Scars are not beautiful on a woman, but they are "interesting" on a man. Women have them, I know, and hide them, I’m certain, and it isn’t something you study and say. "Tell me how you got that." For a man it is a roadmap of his encounters with life, with the losses and the wins, the symbols of overreaching or oversleeping, but never of just hiding out (though that can probably cause scarring, too).

Encounters with machines, fights, wars, stumbles, surgeons, all contribute to the upholstery pattern of the human body. I have them on my face and hands, knees and elbows, a curious depression on one ankle, and on places usually covered.

What about the ones that don’t show?

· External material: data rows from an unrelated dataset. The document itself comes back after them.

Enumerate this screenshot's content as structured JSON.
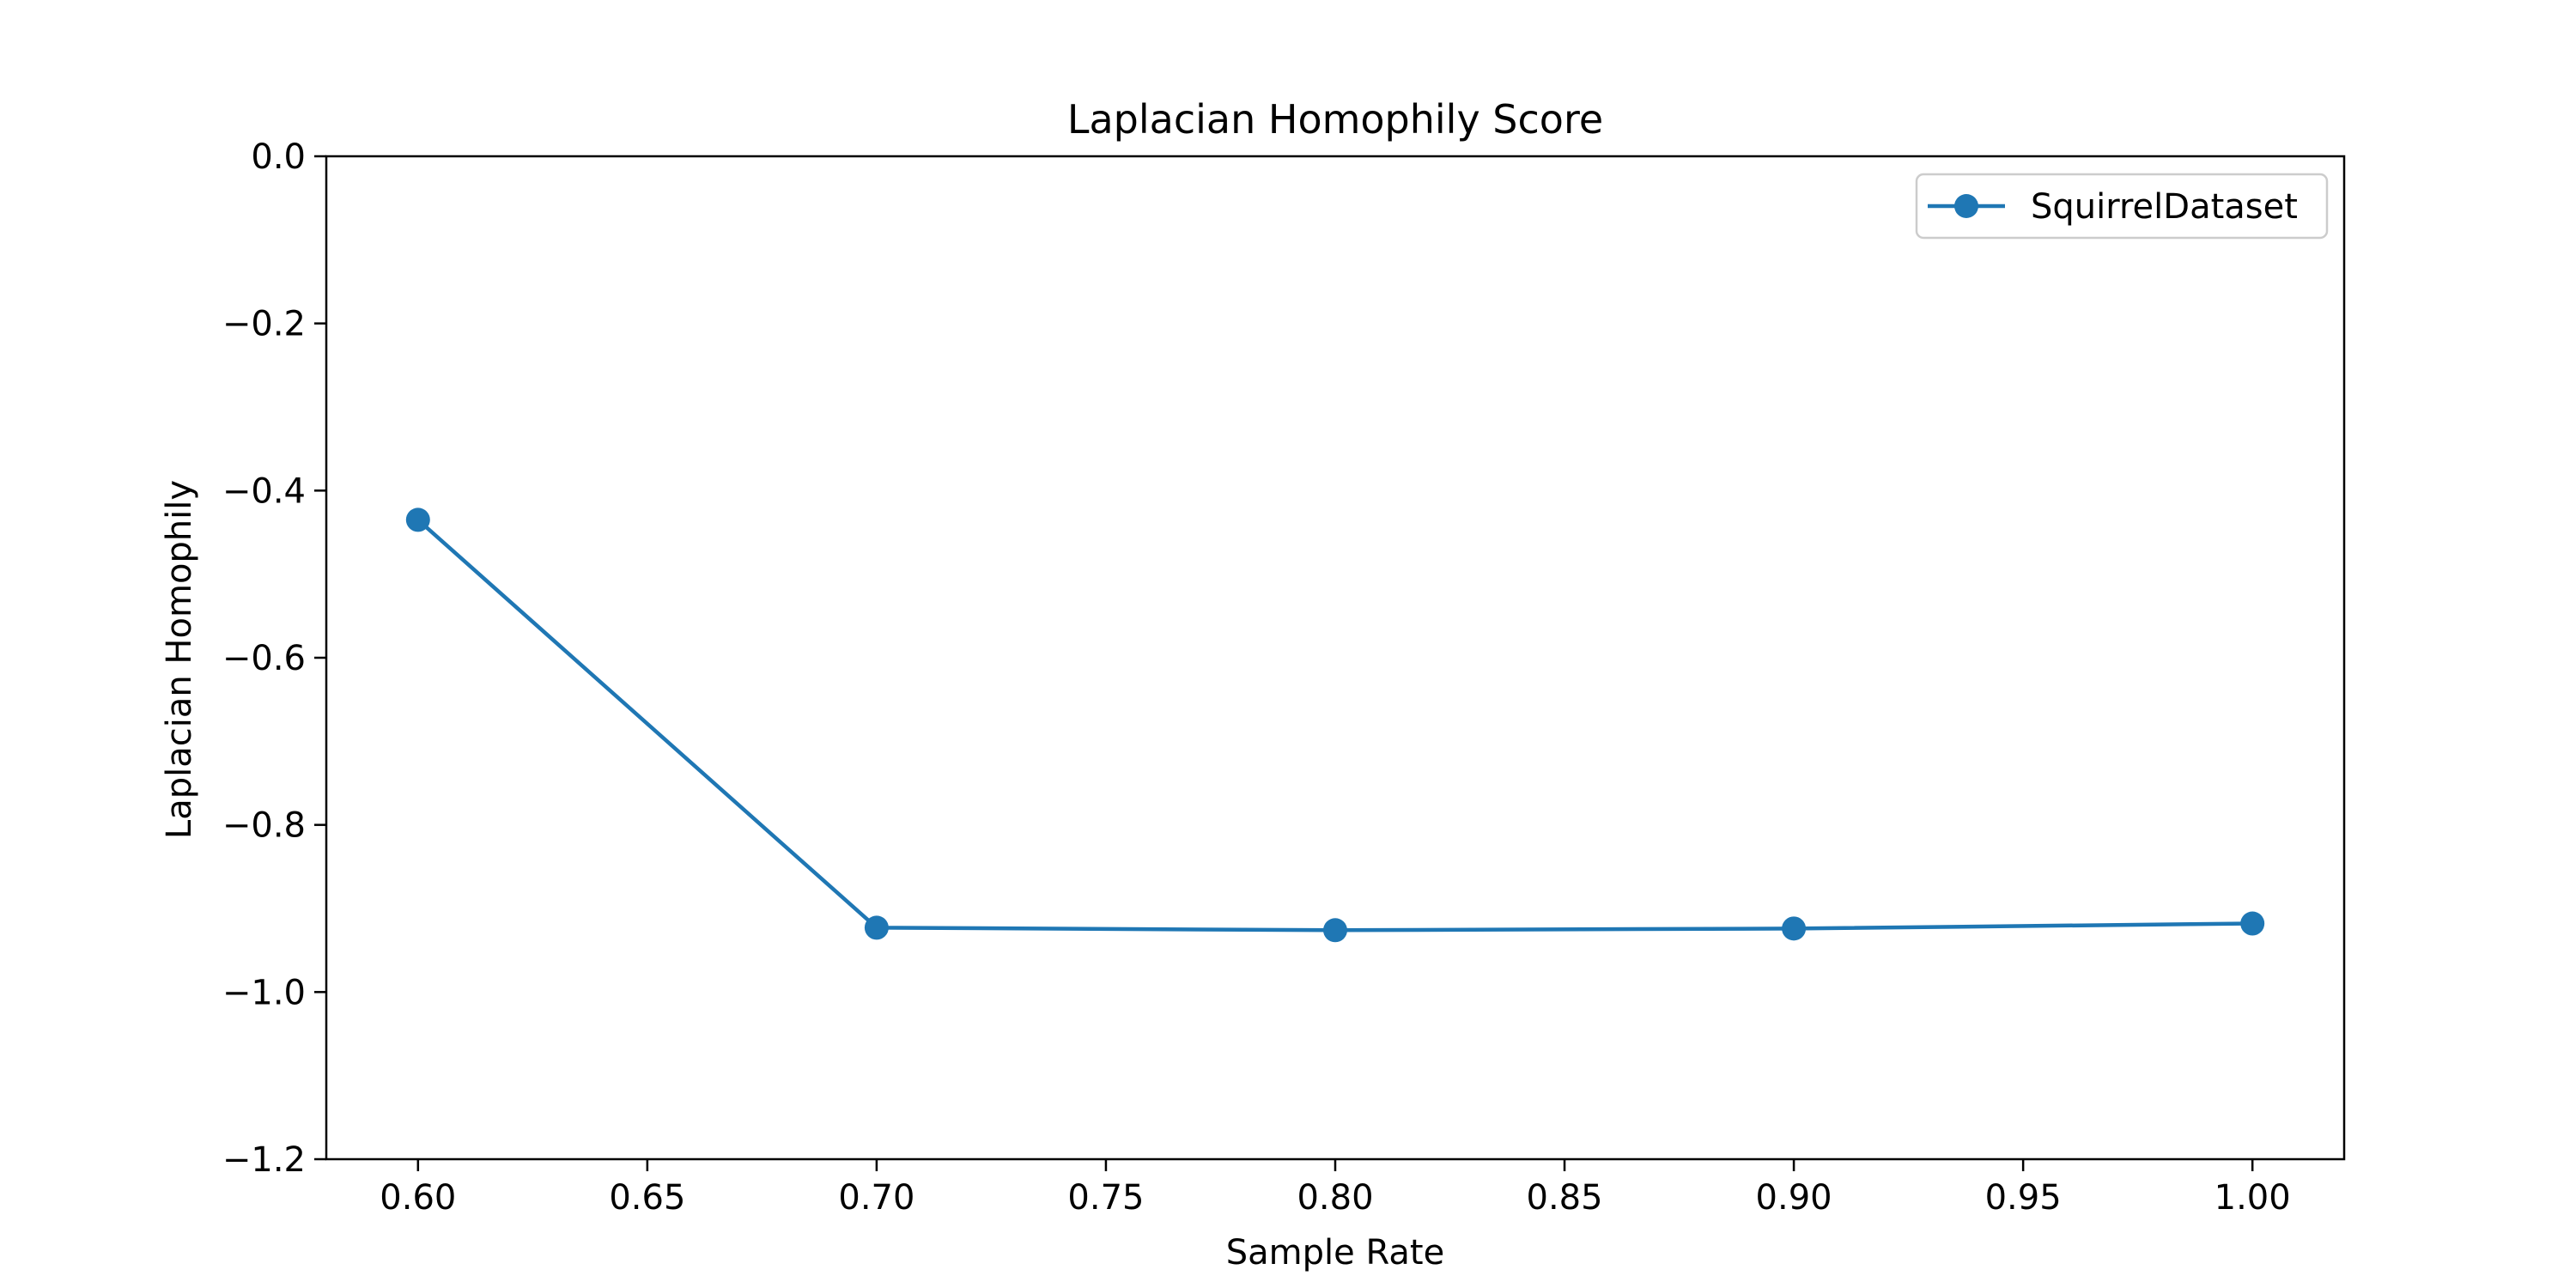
{
  "chart_data": {
    "type": "line",
    "title": "Laplacian Homophily Score",
    "xlabel": "Sample Rate",
    "ylabel": "Laplacian Homophily",
    "xlim": [
      0.58,
      1.02
    ],
    "ylim": [
      -1.2,
      0.0
    ],
    "xticks": [
      0.6,
      0.65,
      0.7,
      0.75,
      0.8,
      0.85,
      0.9,
      0.95,
      1.0
    ],
    "xtick_labels": [
      "0.60",
      "0.65",
      "0.70",
      "0.75",
      "0.80",
      "0.85",
      "0.90",
      "0.95",
      "1.00"
    ],
    "yticks": [
      0.0,
      -0.2,
      -0.4,
      -0.6,
      -0.8,
      -1.0,
      -1.2
    ],
    "ytick_labels": [
      "0.0",
      "−0.2",
      "−0.4",
      "−0.6",
      "−0.8",
      "−1.0",
      "−1.2"
    ],
    "grid": false,
    "legend_position": "top-right",
    "series": [
      {
        "name": "SquirrelDataset",
        "color": "#1f77b4",
        "marker": "circle",
        "x": [
          0.6,
          0.7,
          0.8,
          0.9,
          1.0
        ],
        "y": [
          -0.435,
          -0.923,
          -0.926,
          -0.924,
          -0.918
        ]
      }
    ]
  }
}
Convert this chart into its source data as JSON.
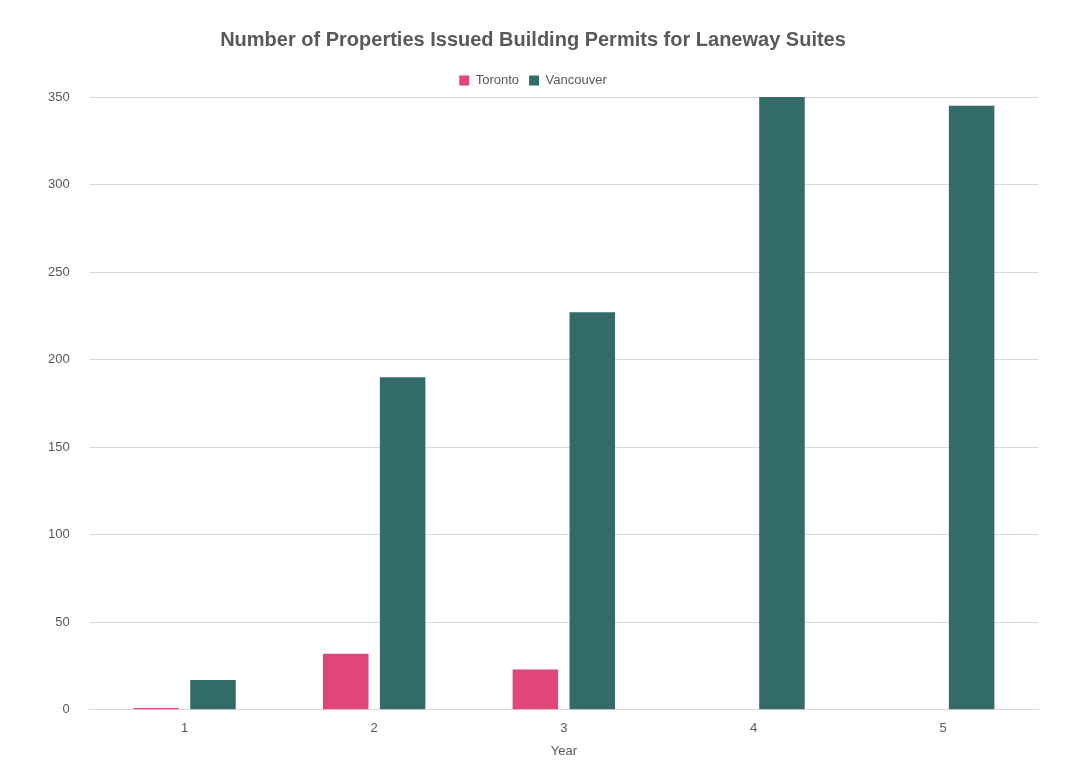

Not the ones that will eventually, as increasing hair loss might reveal. The ones you can never see, never run your finger over or cover with clothing. We have those, too. All of us. But those are the ones most of us do try to cover up; show only at times most intimate perhaps, or most emotional. Life leaves us unmarked only if we sit still in one place and that place never changes. It is the place we think we would be happy, but only in times of stress and strain and pain. But in the end, we know, there is no such place for most of us; no place where we can hide from the things that give us scars. Still, they remind us we are alive, remind us we have lived. Scars are chapter headings for stories we tell.